“We wanted to make pizza, but the restaurant was small, and we found this place,’’ said Cole.
At first, the operation was half of its current size and open only in the evening. Then, in June, when the coffee shop next door closed, it took over the whole building and expanded hours to include lunch and dinner.
We’ve had the pizza several times — sitting out front on warm summer nights, inside at one of a few tables, or perched along a communal window seat, and as take-away.
I’ve liked them every time — there are a dozen named pizzas, including a standard cheese ($9), the Margherita made with fresh mozzarella ($11), the Caramia with delicious sweet sausage ($15), and the house specialty, the Riva ($17), topped with goat cheese and braised short ribs (a take-off on one of the restaurant’s popular dishes).
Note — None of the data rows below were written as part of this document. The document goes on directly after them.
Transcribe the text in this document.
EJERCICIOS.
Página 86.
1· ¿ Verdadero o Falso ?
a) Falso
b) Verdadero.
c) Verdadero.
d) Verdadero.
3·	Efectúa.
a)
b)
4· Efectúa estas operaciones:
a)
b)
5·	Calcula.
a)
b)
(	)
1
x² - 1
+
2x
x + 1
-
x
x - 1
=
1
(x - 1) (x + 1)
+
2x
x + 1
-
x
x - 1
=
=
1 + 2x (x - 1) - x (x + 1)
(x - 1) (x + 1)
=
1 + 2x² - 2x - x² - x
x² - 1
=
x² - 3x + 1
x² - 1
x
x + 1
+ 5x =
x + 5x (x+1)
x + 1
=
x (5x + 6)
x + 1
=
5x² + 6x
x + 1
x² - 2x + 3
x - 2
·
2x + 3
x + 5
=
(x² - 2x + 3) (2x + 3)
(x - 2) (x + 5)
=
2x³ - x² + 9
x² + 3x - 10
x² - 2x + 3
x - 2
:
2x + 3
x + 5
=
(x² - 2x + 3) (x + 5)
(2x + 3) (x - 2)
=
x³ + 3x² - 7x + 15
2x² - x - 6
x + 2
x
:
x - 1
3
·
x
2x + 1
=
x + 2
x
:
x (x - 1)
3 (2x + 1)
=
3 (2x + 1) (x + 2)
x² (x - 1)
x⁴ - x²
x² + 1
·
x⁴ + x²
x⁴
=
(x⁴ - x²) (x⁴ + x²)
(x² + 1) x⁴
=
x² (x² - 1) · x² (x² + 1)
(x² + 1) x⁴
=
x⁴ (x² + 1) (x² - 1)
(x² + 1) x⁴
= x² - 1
The pizzas are thin, but not too thin, and very, very delicious. Every time.
And if one of the specialty pies isn’t to your liking, you can customize your pie with any of 25 toppings (one topping for $9, 2 toppings for $11, three toppings for $13). The pies are all one large size — at least 14 inches.
The deli also offers salads and sandwiches.
The sandwiches are big to enormous, and the ingredients are fresh and plentiful — which can, sometimes, be a bad thing: A few of the sandwiches have too many ingredients to deliver one focused flavor punch, but this is a problem of riches. And one that Cole has anticipated by offering the same choice he does with the pizzas: You can create your own sandwich from a list of a dozen ingredients — (all the usual meats plus a host of good things, like bacon, pancetta, caramelized onions, and pesto) and the kitchen will make it.
I like the house-roasted chicken in the Catania sandwich ($9) — which also includes pancetta, pesto, thick slices of fresh mozzarella, and roasted peppers. (Next time I’ll order one with just chicken, pesto, and tomato.)
The Palermo ($9) is another good one, with sliced turkey breast, applewood smoked bacon, sun-dried tomato aioli, Bibb lettuce, fresh mozzarella, and sliced tomato.